When using postCondition
, be cautious as setting conditions too narrowly can make object creation costly. This is because the creation is repeated internally until an object that meets the condition is generated. In such cases, it is much better to use setExp
to fix specific values.
val actual = fixtureMonkey.giveMeBuilder<Product>()
.setExp(Product::id, 1L) // Only the specified value is fixed, the rest are random
.sample()
actual.id shouldBe 1L
If a property is a collection, you can use sizeExp
to specify the size of the collection.
val actual = fixtureMonkey.giveMeBuilder<Product>()
.sizeExp(Product::options, 3)
.sample()
actual.options.size shouldBe 3
Using maxSize
and minSize
, you can easily set the maximum and minimum size constraints for a collection.
val actual = fixtureMonkey.giveMeBuilder<Product>()
.maxSizeExp(Product::options, 10)
.sample()
actual.options.size shouldBeLessThan 11
There are various other property setting methods available, so I recommend exploring them when needed.
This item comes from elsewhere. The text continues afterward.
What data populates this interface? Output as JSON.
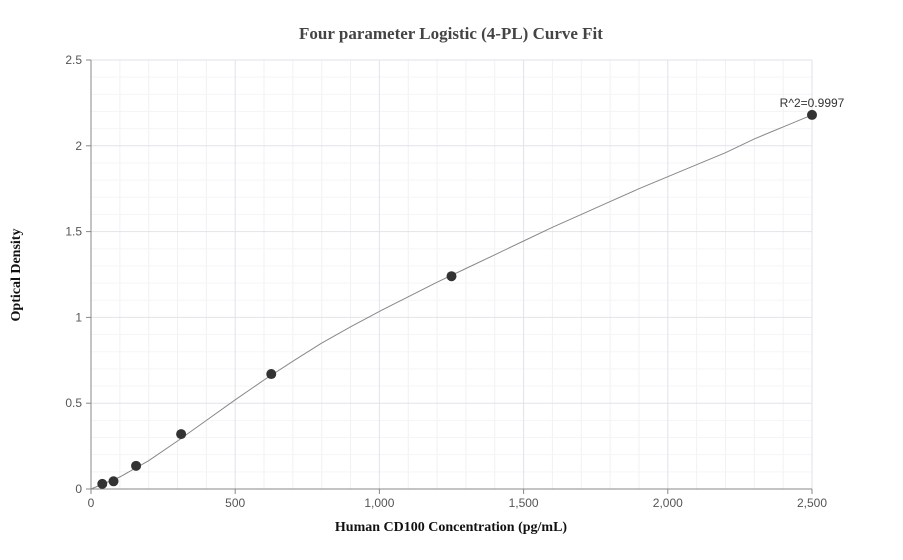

Fixture Monkey really resolves the inconveniences encountered while writing unit tests. Although not mentioned in this article, you can create conditions in the builder and reuse them, add randomness to properties, and help developers discover edge cases they may have missed. As a result, test code becomes very concise, and the need for additional code like Object Mother disappears, making maintenance easier.
Even before the release of Fixture Monkey 1.x, I found it very helpful in writing test code. Now that it has become a stable version, I hope you can introduce it without hesitation and enjoy writing test code.